After calculating the distance matrix related to a set of points stored in a file on HDFS, I need to store the calculated distance matrix which is in a distributed form (CoordinateMatrix/RowMatrix), in MongoDB through MongoDB Connector for Apache Spark. Is there a recommended way to do this or even a better connector for such an operation ?
Here is the part of my code:
val data = sc.textFile("hdfs://localhost:54310/usrp/copy_sample_data.txt")
val points = data.map(s => Vectors.dense(s.split(',').map(_.toDouble)))
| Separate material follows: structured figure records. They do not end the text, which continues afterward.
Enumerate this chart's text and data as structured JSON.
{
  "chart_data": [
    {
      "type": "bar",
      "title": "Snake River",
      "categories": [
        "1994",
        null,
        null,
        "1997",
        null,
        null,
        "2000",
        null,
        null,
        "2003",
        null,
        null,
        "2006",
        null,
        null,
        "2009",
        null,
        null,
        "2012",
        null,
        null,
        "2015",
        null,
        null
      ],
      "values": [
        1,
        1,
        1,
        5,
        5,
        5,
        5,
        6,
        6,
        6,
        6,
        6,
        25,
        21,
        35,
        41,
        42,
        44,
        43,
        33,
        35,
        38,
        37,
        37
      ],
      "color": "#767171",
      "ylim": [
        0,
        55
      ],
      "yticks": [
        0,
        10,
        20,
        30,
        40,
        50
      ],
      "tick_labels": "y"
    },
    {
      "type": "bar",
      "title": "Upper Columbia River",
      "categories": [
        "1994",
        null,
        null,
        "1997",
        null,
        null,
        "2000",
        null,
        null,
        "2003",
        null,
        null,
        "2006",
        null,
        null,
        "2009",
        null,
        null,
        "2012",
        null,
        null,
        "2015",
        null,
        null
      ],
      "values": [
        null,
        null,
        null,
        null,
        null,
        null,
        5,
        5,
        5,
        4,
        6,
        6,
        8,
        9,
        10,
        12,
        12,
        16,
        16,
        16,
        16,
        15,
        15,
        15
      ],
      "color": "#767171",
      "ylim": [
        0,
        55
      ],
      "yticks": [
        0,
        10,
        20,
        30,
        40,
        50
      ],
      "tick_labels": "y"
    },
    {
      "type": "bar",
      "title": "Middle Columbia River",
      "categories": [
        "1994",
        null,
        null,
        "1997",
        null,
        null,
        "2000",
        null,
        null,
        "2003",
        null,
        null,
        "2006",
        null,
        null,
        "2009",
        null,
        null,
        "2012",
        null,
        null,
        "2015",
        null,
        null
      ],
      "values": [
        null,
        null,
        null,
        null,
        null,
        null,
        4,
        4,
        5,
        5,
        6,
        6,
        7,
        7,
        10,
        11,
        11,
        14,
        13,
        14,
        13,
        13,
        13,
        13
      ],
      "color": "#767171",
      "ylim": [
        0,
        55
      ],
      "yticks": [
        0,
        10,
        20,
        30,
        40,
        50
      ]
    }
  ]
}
val indexed = points.zipWithIndex()
val indexedData = indexed.map{case (value, index) => (index, value)}
val pairedSamples = indexedData.cartesian(indexedData)
val dist = pairedSamples.map{case (x,y) => ((x,y),distance(x._2,y._2))}.map{case ((x,y),z) => (((x,y),z,covariance(z)))}
val entries: RDD[MatrixEntry] = dist.map{case (((x,y),z,cov)) => MatrixEntry(x._1, y._1, cov)}
val coomat: CoordinateMatrix = new CoordinateMatrix(entries)
To further note, I have created this matrix in Spark from a RDD. So maybe it is even better/possible to save data from RDD to Mongodb ?